January 27, 1994|KATHERINE TURMAN

After Vince Neil was fired by big-time metal band Motley Crue in 1992, he launched a solo career that sputtered badly. Now he's resurfaced with a new Tuesday evening rock club called Ruby Tuesday's, held at the tony Bar One on the west end of the Sunset Strip.

This relatively low-pressure situation could be a good way for the flashy performer to renew his rock 'n' roll spirits, but Tuesday's loose 25-minute set was anything but fun. Instead of inspired spontaneity, an air of forced joviality prevailed as Neil and two members of his regular band (absent were star guitarist Steve Stevens and drummer Vikki Foxx) offered a smattering of Crue hits, including "Dr. Feelgood," "Girls, Girls, Girls" and a faltering version of "Kickstart My Heart."

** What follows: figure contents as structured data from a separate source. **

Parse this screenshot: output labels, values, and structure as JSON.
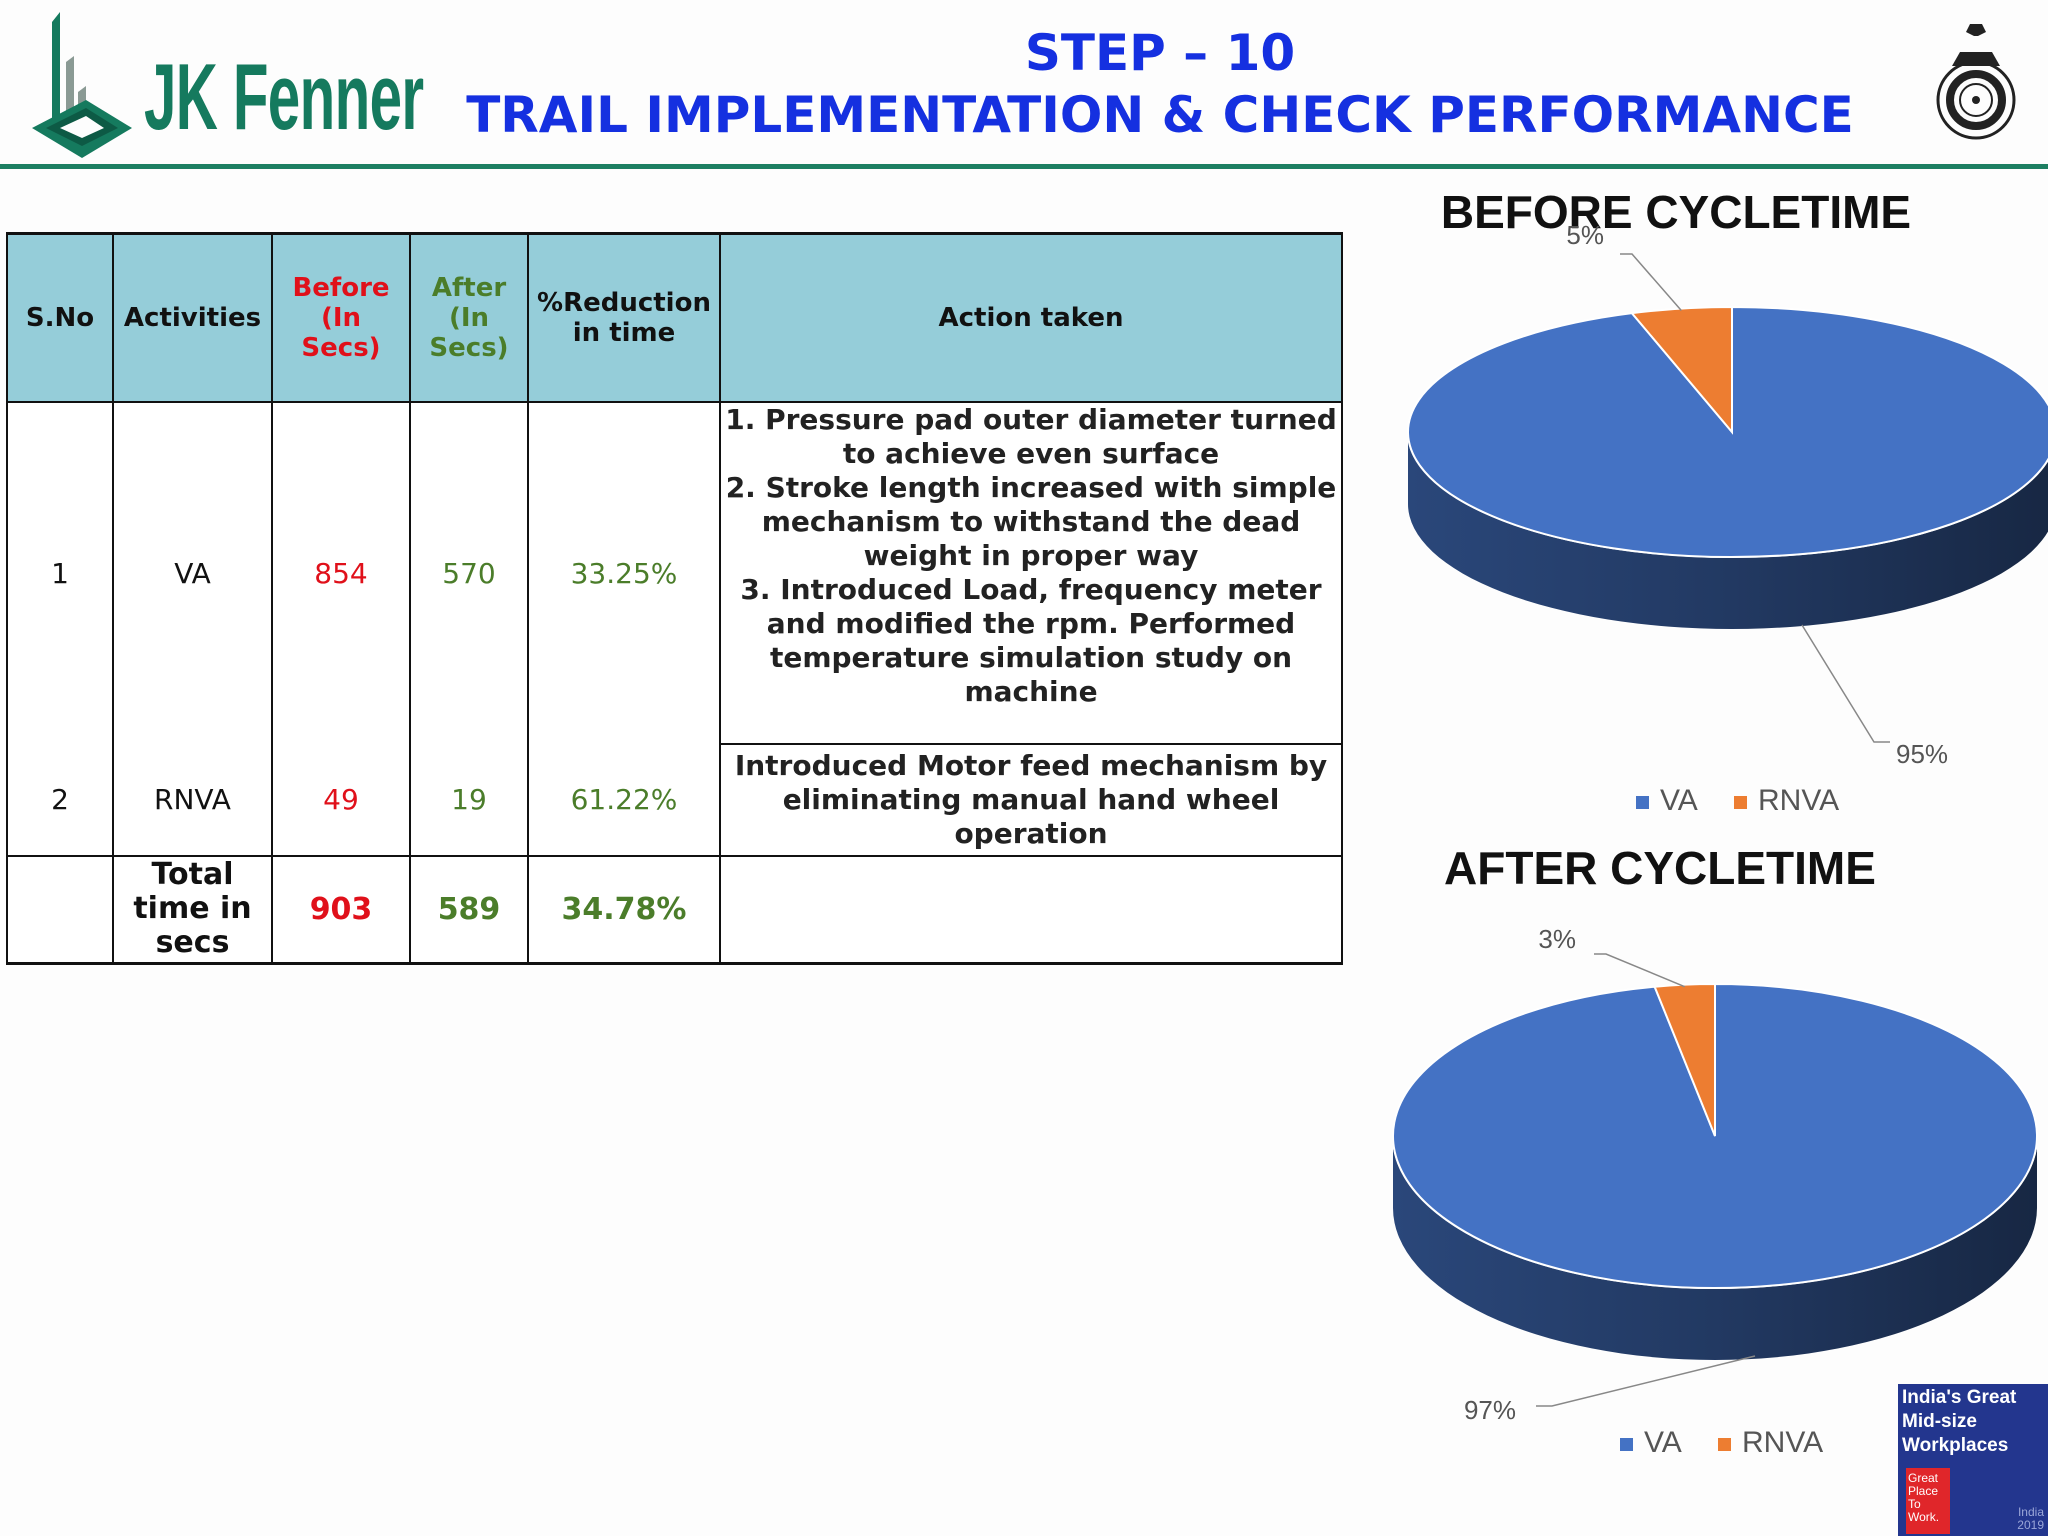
{
  "header": {
    "logo_text": "JK Fenner",
    "step": "STEP – 10",
    "title": "TRAIL IMPLEMENTATION & CHECK PERFORMANCE"
  },
  "table": {
    "headers": {
      "sno": "S.No",
      "activities": "Activities",
      "before": "Before (In Secs)",
      "after": "After (In Secs)",
      "reduction": "%Reduction in time",
      "action": "Action taken"
    },
    "rows": [
      {
        "sno": "1",
        "activity": "VA",
        "before": "854",
        "after": "570",
        "reduction": "33.25%",
        "action": "1. Pressure pad outer diameter turned to achieve even surface\n2. Stroke length increased with simple mechanism to withstand the dead weight in proper way\n3. Introduced Load, frequency meter and modified the rpm. Performed temperature simulation study on machine"
      },
      {
        "sno": "2",
        "activity": "RNVA",
        "before": "49",
        "after": "19",
        "reduction": "61.22%",
        "action": "Introduced Motor feed mechanism by eliminating manual hand wheel operation"
      }
    ],
    "total": {
      "label": "Total time in secs",
      "before": "903",
      "after": "589",
      "reduction": "34.78%",
      "action": ""
    }
  },
  "chart_data": [
    {
      "type": "pie",
      "title": "BEFORE CYCLETIME",
      "categories": [
        "VA",
        "RNVA"
      ],
      "values": [
        95,
        5
      ],
      "labels": [
        "95%",
        "5%"
      ],
      "colors": [
        "#4472c4",
        "#ed7d31"
      ],
      "legend": "bottom"
    },
    {
      "type": "pie",
      "title": "AFTER CYCLETIME",
      "categories": [
        "VA",
        "RNVA"
      ],
      "values": [
        97,
        3
      ],
      "labels": [
        "97%",
        "3%"
      ],
      "colors": [
        "#4472c4",
        "#ed7d31"
      ],
      "legend": "bottom"
    }
  ],
  "badge": {
    "title": "India's Great Mid-size Workplaces",
    "gptw": "Great\nPlace\nTo\nWork.",
    "year": "India\n2019"
  },
  "colors": {
    "title_blue": "#1530e0",
    "header_teal": "#95cdd9",
    "before_red": "#e0101a",
    "after_green": "#4b7d2a",
    "rule_green": "#1d7f62"
  }
}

The low ceiling and floor-level stage impeded visibility, and the club's strong sound system magnified every instrumental and vocal glitch. Neil is a basically adequate metal singer, but this format didn't bring out the best in his voice, or in the material.

In the tradition of the defunct China Club, Ruby Tuesday's is being touted as an upscale ($15 admission, $5 beers) pro-jam situation, with Neil serving as the figurehead as local luminaries drop in for impromptu sets. With old-school metal out of vogue, it seems likely that when the initial curiosity wears off, it will be goodby Ruby Tuesday's.